Andrey Kasay |
Timeo danaos et dona ferentes. Virgilio
Cuando hablamos de innovación miramos con admiración provinciana a Silicon Valley, laboratorio y motor de la revolución digital que durante los últimos 30 años ha dado forma a nuestro presente. Cuando buscamos referencias de éxito económico nos fijamos también con cierta admiración acomplejada en los grandes centros financieros globales, especialmente en la City londinense, el faro de la revolución neoliberal que desde hace algo más de 30 años ha ido definiendo el espacio de lo posible.
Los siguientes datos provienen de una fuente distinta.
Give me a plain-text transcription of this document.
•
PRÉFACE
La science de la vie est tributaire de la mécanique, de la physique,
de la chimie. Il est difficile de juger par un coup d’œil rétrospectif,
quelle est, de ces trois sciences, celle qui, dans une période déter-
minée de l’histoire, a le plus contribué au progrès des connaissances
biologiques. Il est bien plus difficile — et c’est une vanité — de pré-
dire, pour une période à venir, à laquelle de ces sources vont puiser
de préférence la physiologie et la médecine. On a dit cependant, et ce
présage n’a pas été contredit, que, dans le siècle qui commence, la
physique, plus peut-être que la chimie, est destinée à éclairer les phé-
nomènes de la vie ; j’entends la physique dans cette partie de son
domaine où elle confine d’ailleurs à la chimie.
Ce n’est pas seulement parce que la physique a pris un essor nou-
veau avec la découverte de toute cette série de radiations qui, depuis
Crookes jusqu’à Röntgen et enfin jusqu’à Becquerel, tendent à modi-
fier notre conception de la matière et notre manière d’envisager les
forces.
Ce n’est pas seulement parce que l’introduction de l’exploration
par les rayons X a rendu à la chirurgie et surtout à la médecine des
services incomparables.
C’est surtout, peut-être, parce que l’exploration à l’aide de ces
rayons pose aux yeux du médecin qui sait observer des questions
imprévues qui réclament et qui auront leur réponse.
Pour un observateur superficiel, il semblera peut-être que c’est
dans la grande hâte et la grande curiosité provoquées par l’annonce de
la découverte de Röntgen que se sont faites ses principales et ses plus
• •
Cuando hablamos de innovación miramos con admiración provinciana a Silicon Valley, laboratorio y motor de la revolución digital que durante los últimos 30 años ha dado forma a nuestro presente. Cuando buscamos referencias de éxito económico nos fijamos también con cierta admiración acomplejada en los grandes centros financieros globales, especialmente en la City londinense, el faro de la revolución neoliberal que desde hace algo más de 30 años ha ido definiendo el espacio de lo posible.
Este
matrimonio tecno-financiero establece el inevitable marco ideológico
occidental. Un gas invisible que permea y ocupa todos los espacios de la
realidad, que dicta lo que hacemos, lo que somos y lo que deseamos.
Desde las fronteras del imperio nos esforzamos en
replicar sus modelos de éxito. En las escuelas de negocio, las
consultorías y los centros de innovación absorbemos sus perspectivas,
ponemos en práctica sus procesos para intentar llegar así a sus mismas
conclusiones y alcanzar sus mismos logros.
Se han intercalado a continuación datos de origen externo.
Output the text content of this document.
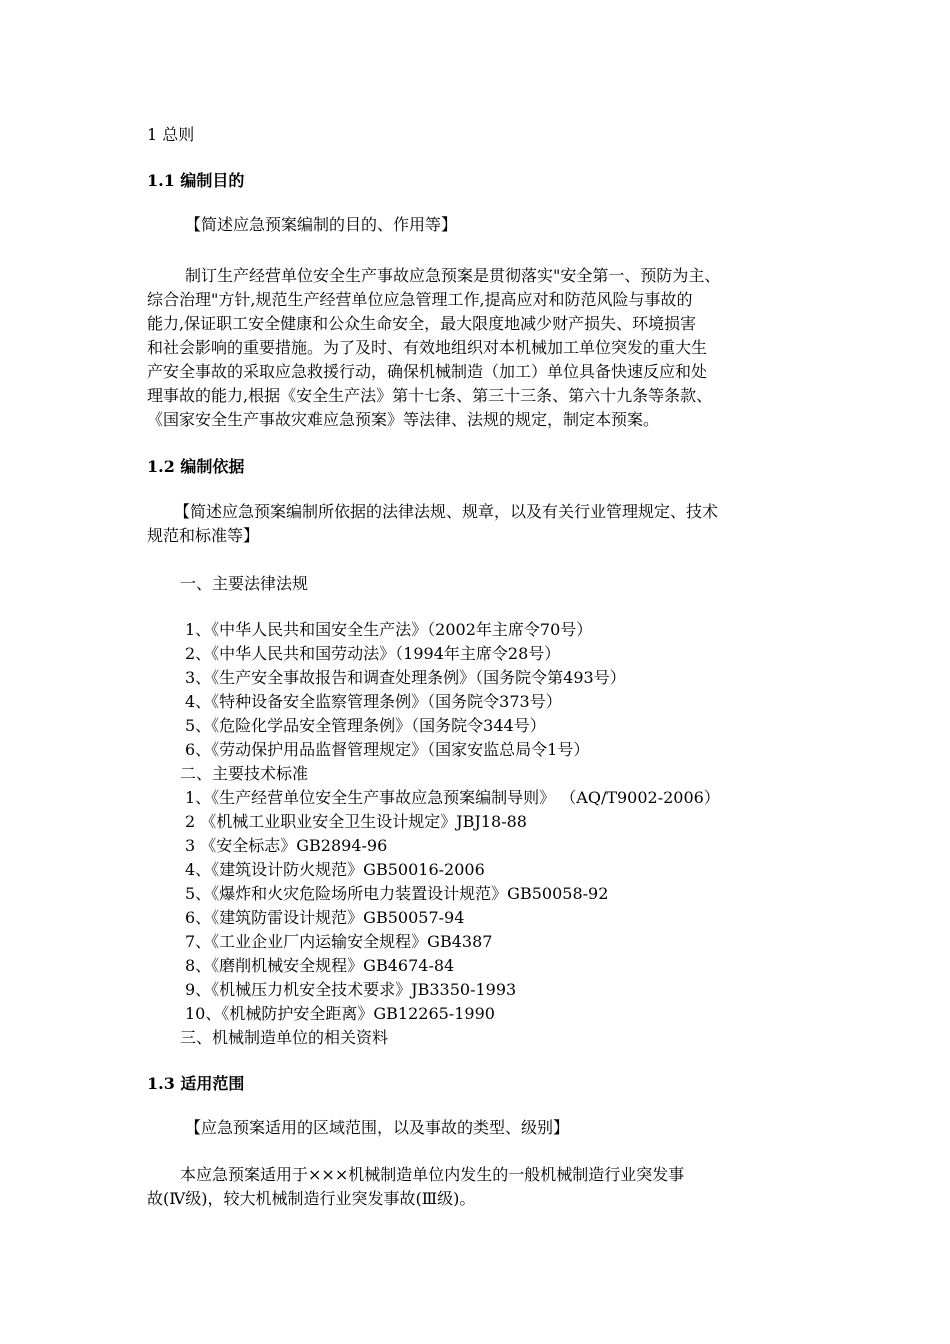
1 总则
1.1 编制目的
【简述应急预案编制的目的、作用等】
制订生产经营单位安全生产事故应急预案是贯彻落实"安全第一、预防为主、
综合治理"方针,规范生产经营单位应急管理工作,提高应对和防范风险与事故的
能力,保证职工安全健康和公众生命安全，最大限度地减少财产损失、环境损害
和社会影响的重要措施。为了及时、有效地组织对本机械加工单位突发的重大生
产安全事故的采取应急救援行动，确保机械制造（加工）单位具备快速反应和处
理事故的能力,根据《安全生产法》第十七条、第三十三条、第六十九条等条款、
《国家安全生产事故灾难应急预案》等法律、法规的规定，制定本预案。
1.2 编制依据
【简述应急预案编制所依据的法律法规、规章，以及有关行业管理规定、技术
规范和标准等】
一、主要法律法规
1、《中华人民共和国安全生产法》（2002年主席令70号）
2、《中华人民共和国劳动法》（1994年主席令28号）
3、《生产安全事故报告和调查处理条例》（国务院令第493号）
4、《特种设备安全监察管理条例》（国务院令373号）
5、《危险化学品安全管理条例》（国务院令344号）
6、《劳动保护用品监督管理规定》（国家安监总局令1号）
二、主要技术标准
1、《生产经营单位安全生产事故应急预案编制导则》 （AQ/T9002-2006）
2 《机械工业职业安全卫生设计规定》JBJ18-88
3 《安全标志》GB2894-96
4、《建筑设计防火规范》GB50016-2006
5、《爆炸和火灾危险场所电力装置设计规范》GB50058-92
6、《建筑防雷设计规范》GB50057-94
7、《工业企业厂内运输安全规程》GB4387
8、《磨削机械安全规程》GB4674-84
9、《机械压力机安全技术要求》JB3350-1993
10、《机械防护安全距离》GB12265-1990
三、机械制造单位的相关资料
1.3 适用范围
【应急预案适用的区域范围，以及事故的类型、级别】
本应急预案适用于×××机械制造单位内发生的一般机械制造行业突发事
故(Ⅳ级)，较大机械制造行业突发事故(Ⅲ级)。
El trabajo de muchos de nosotros consiste
principalmente en entender estas claves de funcionamiento y aplicarlas a
nuestro contexto, evangelizando con pasión sobre nuevas formas de
vivir, de aprender, de trabajar y sobre todo de pensar, aceptando sin
atisbo crítico todo aquello que refuerce el mito prometeico y triunfal
de este tecnocapitalismo tardío.
Pero lo real, como la Carta Robada de Edgar
Allan Poe, está descarnadamente a la vista, manifestándose en la obscena
sensación de fallo sistémico que se respira en Occidente, en la
hipótesis de que el sueño de la razón liberadora que han representado de
manera monopolística Silicon Valley y la City nos arrastra
irremediablemente hacia su reflejo distópico, hacia una derrota en forma
de sus correspondientes Trumps y Brexits.
Por supuesto que los ambiciosos geeks de San
Francisco, o los urbanitas cosmopolitas de Londres no son, al menos por
ahora, votantes nacionalistas de ultraderecha, pero ello no debe
impedir la reflexión sobre cómo sus modelos de innovación tecnológica y
de negocio, a pesar del peso tan relevante que tienen sobre la nueva
economía, no han contribuido a la articulación de una idea integral e
integradora de un progreso económico, social o cultural que alcance a
todos los ciudadanos.
Ni la magia de la tecnología desarrollada en las
últimas décadas ni el enorme poder financiero acumulado por fondos y
corporaciones han tenido la capacidad - ni el objetivo - de llegar,
elevar y acompañar al conjunto de la sociedad en su desarrollo. Muy al
contrario, lo que se ha producido es una profundización de la
desigualdad económica, de la precarización laboral, del alienamiento de
grandes sectores demográficos, de la utilización perversa de la
comunicación, de la ansiedad, del miedo y del resentimiento, llegando a
su conclusiva respuesta en forma de victoria de una política
reaccionaria y cargada de testosterona, que seduce con la promesa de
protección y venganza contra esta complejidad elitista e impostada del
ideal contemporáneo.
La pregunta que me hago es la siguiente:
¿Se pueden considerar modelos de éxito aquellos que
en tan solo unos años han contribuido a crear un clima político y social
tan disfuncional y peligroso como el actual?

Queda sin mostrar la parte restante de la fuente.